Country brief prepared for the 1st EWG under the 2019 Brazilian presidency of the BRICS

Creating a human-centred future of work for all South Africans will require a balance between tackling the triple challenge of unemployment, poverty and inequality within the context of rapid technological advances, adapting to climate change and achieving higher economic growth rates. South Africa is among the most unequal countries in the world; unemployment, given its intersection with inequality and poverty, is the biggest challenge South Africa faces for achieving decent work and social justice.
Addressing the high levels of unemployment (especially amongst youth) and improving basic education and skills development for the future of work are key priorities. Moreover, supporting enterprises and workers in their transition from the informal to the formal economy in order to achieve decent work and higher living standards, while managing labour migration and strengthening representative labour market institutions, will also be at the core of creating an inclusive future of work.
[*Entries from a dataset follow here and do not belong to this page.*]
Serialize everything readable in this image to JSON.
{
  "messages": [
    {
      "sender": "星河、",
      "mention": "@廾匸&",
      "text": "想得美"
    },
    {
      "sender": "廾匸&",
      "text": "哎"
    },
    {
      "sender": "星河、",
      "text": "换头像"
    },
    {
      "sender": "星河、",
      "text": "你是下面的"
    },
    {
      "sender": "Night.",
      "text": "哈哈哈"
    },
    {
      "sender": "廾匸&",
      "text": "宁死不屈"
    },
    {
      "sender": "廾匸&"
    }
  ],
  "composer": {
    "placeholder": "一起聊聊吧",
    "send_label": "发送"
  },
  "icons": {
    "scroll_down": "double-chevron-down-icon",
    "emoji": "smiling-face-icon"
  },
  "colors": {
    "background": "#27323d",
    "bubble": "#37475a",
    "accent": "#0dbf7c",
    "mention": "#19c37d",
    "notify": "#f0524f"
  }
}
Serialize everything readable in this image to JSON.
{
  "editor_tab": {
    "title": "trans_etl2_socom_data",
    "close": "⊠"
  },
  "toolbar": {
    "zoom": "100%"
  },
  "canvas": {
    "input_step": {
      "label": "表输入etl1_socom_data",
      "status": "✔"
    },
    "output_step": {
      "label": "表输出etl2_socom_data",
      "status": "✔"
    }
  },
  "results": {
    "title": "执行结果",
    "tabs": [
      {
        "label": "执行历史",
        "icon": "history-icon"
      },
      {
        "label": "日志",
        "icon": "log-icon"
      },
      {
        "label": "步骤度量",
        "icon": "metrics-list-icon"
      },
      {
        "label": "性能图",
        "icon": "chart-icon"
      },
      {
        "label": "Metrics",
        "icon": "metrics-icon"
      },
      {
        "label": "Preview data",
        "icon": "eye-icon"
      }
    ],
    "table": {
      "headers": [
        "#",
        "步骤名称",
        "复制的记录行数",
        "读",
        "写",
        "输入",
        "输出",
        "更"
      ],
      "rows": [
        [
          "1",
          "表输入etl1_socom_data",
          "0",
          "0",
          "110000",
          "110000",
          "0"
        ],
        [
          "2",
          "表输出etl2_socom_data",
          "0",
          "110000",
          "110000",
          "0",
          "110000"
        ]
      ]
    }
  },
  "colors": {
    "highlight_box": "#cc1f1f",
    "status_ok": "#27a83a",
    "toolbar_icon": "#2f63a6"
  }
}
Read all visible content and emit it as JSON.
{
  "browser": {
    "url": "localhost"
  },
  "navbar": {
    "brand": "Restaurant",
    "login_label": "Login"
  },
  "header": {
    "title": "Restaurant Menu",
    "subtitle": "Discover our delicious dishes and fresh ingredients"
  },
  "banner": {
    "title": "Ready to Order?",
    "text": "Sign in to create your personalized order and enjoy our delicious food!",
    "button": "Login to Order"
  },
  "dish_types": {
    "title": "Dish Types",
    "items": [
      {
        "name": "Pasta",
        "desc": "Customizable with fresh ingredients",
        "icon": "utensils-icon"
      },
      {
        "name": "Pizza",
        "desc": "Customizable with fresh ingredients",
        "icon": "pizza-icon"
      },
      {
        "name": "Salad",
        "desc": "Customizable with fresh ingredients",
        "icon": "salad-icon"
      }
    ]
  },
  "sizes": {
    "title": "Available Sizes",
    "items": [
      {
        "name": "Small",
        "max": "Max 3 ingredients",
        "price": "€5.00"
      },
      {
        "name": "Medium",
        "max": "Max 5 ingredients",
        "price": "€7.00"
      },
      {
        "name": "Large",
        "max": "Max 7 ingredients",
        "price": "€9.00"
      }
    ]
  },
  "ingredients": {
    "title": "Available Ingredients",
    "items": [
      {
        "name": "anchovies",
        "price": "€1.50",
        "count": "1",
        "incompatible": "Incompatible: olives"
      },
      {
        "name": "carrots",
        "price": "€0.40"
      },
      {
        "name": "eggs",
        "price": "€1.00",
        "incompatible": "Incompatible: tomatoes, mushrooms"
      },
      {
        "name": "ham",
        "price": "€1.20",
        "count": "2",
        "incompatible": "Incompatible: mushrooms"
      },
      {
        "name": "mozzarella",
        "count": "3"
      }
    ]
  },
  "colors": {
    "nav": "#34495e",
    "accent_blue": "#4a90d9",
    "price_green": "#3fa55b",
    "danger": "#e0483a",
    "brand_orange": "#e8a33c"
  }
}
At the same time, however, paid work will likely become less formal and more insecure for many workers. Rapid technological progress will affect segments of society across South Africa very differently, depending on their readiness for the production processes of the future. At the same time, opportunities for the better educated who have digital literacy skills and access to digital technology will increase. An important consideration in dealing with these challenges to equality is whether labour market institutions and representative organisations are fit for purpose and are able to adequately address the challenges faced by workers and employers in both the formal and informal economy.